Synthesis, in vivo evaluation and PET study of a carbon-11-labeled neuronal nitric oxide synthase (nNOS) inhibitor S-methyl-L-thiocitrulline
- PMID: 9255165
Synthesis, in vivo evaluation and PET study of a carbon-11-labeled neuronal nitric oxide synthase (nNOS) inhibitor S-methyl-L-thiocitrulline
Abstract
Reports have implicated neuronal nitric oxide synthetase (nNOS) in the pathological effects of neurodegenerative diseases. S-Methyl-L-thiocitrulline (MTICU), a potent and selective nNOS inhibitor (Ki = 1.2 nM), was chosen as our initial target molecule for positron emitter labeling as a potential nNOS tracer. We report the synthesis, biological evaluation and primate brain images of S-[11C]methyl-L-thiocitrulline ([I11C]MTICU).

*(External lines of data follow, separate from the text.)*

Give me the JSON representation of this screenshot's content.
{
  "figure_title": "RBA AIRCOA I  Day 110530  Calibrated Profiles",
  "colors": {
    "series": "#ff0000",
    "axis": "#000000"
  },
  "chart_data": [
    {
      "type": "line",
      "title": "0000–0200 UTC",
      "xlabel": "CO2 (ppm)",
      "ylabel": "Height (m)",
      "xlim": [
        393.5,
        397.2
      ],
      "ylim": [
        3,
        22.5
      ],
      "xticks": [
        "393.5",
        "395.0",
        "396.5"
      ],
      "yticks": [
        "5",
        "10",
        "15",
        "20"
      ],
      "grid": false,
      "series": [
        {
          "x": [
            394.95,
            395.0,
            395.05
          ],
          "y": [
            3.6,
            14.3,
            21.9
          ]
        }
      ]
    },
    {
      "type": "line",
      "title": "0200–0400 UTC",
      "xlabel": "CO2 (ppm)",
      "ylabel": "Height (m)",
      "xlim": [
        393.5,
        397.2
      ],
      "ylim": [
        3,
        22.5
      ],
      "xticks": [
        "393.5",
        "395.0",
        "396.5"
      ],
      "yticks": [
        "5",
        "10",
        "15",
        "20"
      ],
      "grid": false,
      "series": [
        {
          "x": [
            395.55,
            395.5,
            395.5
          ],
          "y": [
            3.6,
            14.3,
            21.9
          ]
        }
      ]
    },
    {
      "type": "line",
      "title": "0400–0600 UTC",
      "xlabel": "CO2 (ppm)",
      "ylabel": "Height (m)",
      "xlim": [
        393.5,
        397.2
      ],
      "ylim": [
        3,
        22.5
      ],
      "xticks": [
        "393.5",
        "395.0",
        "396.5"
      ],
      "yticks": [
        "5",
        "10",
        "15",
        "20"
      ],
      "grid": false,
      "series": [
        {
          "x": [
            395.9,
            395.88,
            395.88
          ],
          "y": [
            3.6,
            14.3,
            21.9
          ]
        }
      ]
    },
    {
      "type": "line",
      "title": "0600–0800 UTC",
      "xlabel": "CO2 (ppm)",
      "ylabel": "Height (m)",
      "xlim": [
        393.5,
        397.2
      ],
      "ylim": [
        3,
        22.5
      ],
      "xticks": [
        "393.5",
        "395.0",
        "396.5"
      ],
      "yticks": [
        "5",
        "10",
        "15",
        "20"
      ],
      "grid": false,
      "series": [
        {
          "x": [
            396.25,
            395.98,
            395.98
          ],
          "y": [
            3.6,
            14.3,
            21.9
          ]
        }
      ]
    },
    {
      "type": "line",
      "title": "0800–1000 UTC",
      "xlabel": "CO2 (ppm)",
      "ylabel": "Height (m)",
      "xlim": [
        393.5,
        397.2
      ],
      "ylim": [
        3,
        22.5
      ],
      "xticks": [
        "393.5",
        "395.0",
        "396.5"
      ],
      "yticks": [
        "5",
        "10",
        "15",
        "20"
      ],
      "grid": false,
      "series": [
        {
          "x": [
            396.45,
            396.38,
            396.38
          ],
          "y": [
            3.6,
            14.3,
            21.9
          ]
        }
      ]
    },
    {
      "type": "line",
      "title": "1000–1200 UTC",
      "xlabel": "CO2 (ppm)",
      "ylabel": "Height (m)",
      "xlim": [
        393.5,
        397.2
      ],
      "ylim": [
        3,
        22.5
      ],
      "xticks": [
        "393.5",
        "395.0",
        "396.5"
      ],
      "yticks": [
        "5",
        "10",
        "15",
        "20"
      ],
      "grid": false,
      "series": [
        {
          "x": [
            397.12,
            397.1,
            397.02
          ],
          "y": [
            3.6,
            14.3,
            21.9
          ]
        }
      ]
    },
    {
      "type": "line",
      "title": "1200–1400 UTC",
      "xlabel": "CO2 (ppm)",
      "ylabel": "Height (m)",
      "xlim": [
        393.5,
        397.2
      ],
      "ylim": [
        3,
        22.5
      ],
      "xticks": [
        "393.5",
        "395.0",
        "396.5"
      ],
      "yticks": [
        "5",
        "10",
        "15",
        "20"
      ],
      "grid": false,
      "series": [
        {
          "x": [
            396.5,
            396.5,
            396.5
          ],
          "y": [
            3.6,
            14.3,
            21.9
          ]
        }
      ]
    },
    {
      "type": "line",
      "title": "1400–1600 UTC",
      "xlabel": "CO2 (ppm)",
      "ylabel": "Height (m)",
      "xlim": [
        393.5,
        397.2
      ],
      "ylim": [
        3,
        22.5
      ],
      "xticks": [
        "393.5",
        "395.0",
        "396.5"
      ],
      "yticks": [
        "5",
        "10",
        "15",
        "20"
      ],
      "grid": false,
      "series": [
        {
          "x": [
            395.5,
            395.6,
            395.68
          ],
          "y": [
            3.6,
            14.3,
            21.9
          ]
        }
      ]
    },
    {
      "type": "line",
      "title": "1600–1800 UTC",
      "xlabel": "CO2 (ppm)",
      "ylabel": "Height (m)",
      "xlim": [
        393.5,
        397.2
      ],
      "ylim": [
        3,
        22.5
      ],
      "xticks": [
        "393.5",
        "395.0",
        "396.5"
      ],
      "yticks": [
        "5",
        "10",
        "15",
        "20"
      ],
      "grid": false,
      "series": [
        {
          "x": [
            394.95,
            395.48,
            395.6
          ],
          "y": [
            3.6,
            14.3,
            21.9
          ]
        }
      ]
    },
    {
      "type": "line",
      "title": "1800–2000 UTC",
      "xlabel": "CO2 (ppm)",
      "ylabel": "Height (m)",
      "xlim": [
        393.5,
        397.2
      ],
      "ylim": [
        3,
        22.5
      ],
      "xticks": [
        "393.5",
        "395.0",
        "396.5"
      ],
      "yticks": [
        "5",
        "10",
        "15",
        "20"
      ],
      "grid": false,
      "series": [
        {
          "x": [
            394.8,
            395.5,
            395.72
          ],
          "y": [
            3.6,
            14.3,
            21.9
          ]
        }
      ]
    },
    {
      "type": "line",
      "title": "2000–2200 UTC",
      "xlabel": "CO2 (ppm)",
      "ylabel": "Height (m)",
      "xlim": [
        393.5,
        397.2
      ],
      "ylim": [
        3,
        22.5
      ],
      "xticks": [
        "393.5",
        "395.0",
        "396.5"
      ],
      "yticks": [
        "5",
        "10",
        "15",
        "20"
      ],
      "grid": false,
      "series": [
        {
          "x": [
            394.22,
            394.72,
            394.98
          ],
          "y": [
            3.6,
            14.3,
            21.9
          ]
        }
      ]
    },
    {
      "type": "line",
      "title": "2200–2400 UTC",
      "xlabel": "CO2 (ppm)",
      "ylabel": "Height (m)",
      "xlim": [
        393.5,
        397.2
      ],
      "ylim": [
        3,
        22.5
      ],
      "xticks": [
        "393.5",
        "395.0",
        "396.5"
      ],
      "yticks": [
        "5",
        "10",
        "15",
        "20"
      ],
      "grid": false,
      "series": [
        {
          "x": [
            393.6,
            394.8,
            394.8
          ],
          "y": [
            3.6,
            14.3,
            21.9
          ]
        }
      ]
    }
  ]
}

Methods: The two-step synthesis of [11C]MTICU consisted of the S-alkylation of alpha-N-Boc-L-thiocitrulline t-butyl ester with [11C]Mel followed by TFA hydrolysis and HPLC purification. The final product was obtained within 50 min (yield = 9.1%-12.5%, based on [11C]Mel S.A. = 27-680 Ci/mmol at end of synthesis). The lipophilicity of [11C]MTICU was determined by octanol/water partition coefficient (LogP). Blood stability of this tracer in vitro and in vivo was measured by HPLC analysis. Biodistribution using female Sprague-Dawley rats was performed, including examination of uptake in cerebellum and olfactory bulb (high nNOS) as well as cortex and brain stem (low nNOS). Carbon-11-MTICU was administered to a female baboon and brain images were obtained using a Siemens ECAT EXACT scanner for determination of brain regional uptake and blood-brain barrier permeability.
Results: At 30 min postinjection, [11C]MTICU remained 64% intact in vivo and 95% intact in vitro. Lipophilicity estimation gave Log p = 1.08 +/- 0.08 (n = 6). The brain (0.11% ID/g)-to-blood (0.20% ID/g) ratio was 1:2 at 30 min postinjection. Uptake in the cerebellum was 20% higher than in either the cortex or the brain stem (p < 0.05). Blockage using 1 mg/kg MTICU reduced uptake in the cerebellum and the cortex by 22%, but did not affect the brain stem. PET imaging showed that [11C]MTICU brain uptake, corrected for blood volume, was stable from 10 min to 1 hr at approximately 0.4% ID/organ. PET images of a baboon brain showed increased uptake in the region of the olfactory bulb compared to uniform biodistribution in the rest of the brain.
Conclusion: The [11C]MTICU is a tracer that is potentially useful in determining nNOS levels in vivo.